I disagree. In this situation, influences outside of consensus and the markets will
come into play. There are malicious and idealistic parties who are waiting for this
opportunity. For example, malicious actors will Ddos and attack the miners and
exchanges on either chains in order to influence the markets. What the users may
actually want, can be perverted and prevented by allowing "the markets" to decide.
All this is just a matter of "the markets decide". I try to avoid all forms of moral judgement like "fair", "malicious", etc... and I try to understand the dynamics of the system. After all, in a trustless system, there's no notion of "fair" or anything: it is whatever happens, and "all is permitted" because nothing is to be trusted. But then it is important to understand how such system behaves under all thinkable circumstances, as all is permitted.
So when I say "the users decide in the market", that includes all effects such as DDoS, attacks, and everything that goes with it and is the natural environment for trustless systems, because the market decides, taking into account these happenings and how the systems react to it.
All markets are manipulated and will be manipulated.
But that's part of a market, especially an unregulated one. So that is part of the choice.
I disagree. Any hardfork is contingent upon both miners and verifying nodes having
high consensus. Non-mining nodes only count for "zilch" when it is a Softfork. Otherwise,
verifying nodes are a complementary consensus structure in all hardfork types.
I think I've argued and presented enough proof that this is not the case. Maybe my proof is wrong, and someone can finally pinpoint an error in it.
When you talk about "users" voting and done so through the exchanges, that vote needs
to be determined before any fork occurs, not after. Users voting after the fork has occurred
is backwards and makes no sense. Relying on the markets is an illusion since they can be
manipulated so that it seems the users want one thing, when they are all voting for another.
No, of course not. The proof of the pudding is the eating. Toyota didn't want a vote first before it put cars on the market, to compete with General Motors (say). The only true vote is the one in the market. Other votes are "free" and hence unreliable. If you have to vote with money, you vote for real.
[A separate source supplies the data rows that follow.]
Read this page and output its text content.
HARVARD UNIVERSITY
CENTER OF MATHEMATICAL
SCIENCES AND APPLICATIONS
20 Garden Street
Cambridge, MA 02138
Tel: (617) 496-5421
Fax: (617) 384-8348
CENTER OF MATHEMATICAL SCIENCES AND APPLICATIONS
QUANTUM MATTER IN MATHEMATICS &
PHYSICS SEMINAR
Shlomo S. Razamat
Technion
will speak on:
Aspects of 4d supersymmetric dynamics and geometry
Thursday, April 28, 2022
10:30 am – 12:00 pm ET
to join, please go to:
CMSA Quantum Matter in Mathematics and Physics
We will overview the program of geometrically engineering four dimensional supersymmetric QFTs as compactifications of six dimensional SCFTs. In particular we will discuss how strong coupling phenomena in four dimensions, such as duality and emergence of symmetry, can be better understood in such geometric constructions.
Satoshi created Bitcoin because these market systems are manipulatible. We can not now
fall back on these flawed systems to determine the future of Bitcoin that rejected those
old ways. It is contradictory IMO.
Satoshi cannot alter the laws of nature, and game theory. I could just as well try to invent a system where gravity doesn't make you fall. If something is designed to go against the laws of nature, it will do something, but it will not do what you intended. I think bitcoin is doing something, but not what it was intended (or at least, the publicly announced intentions).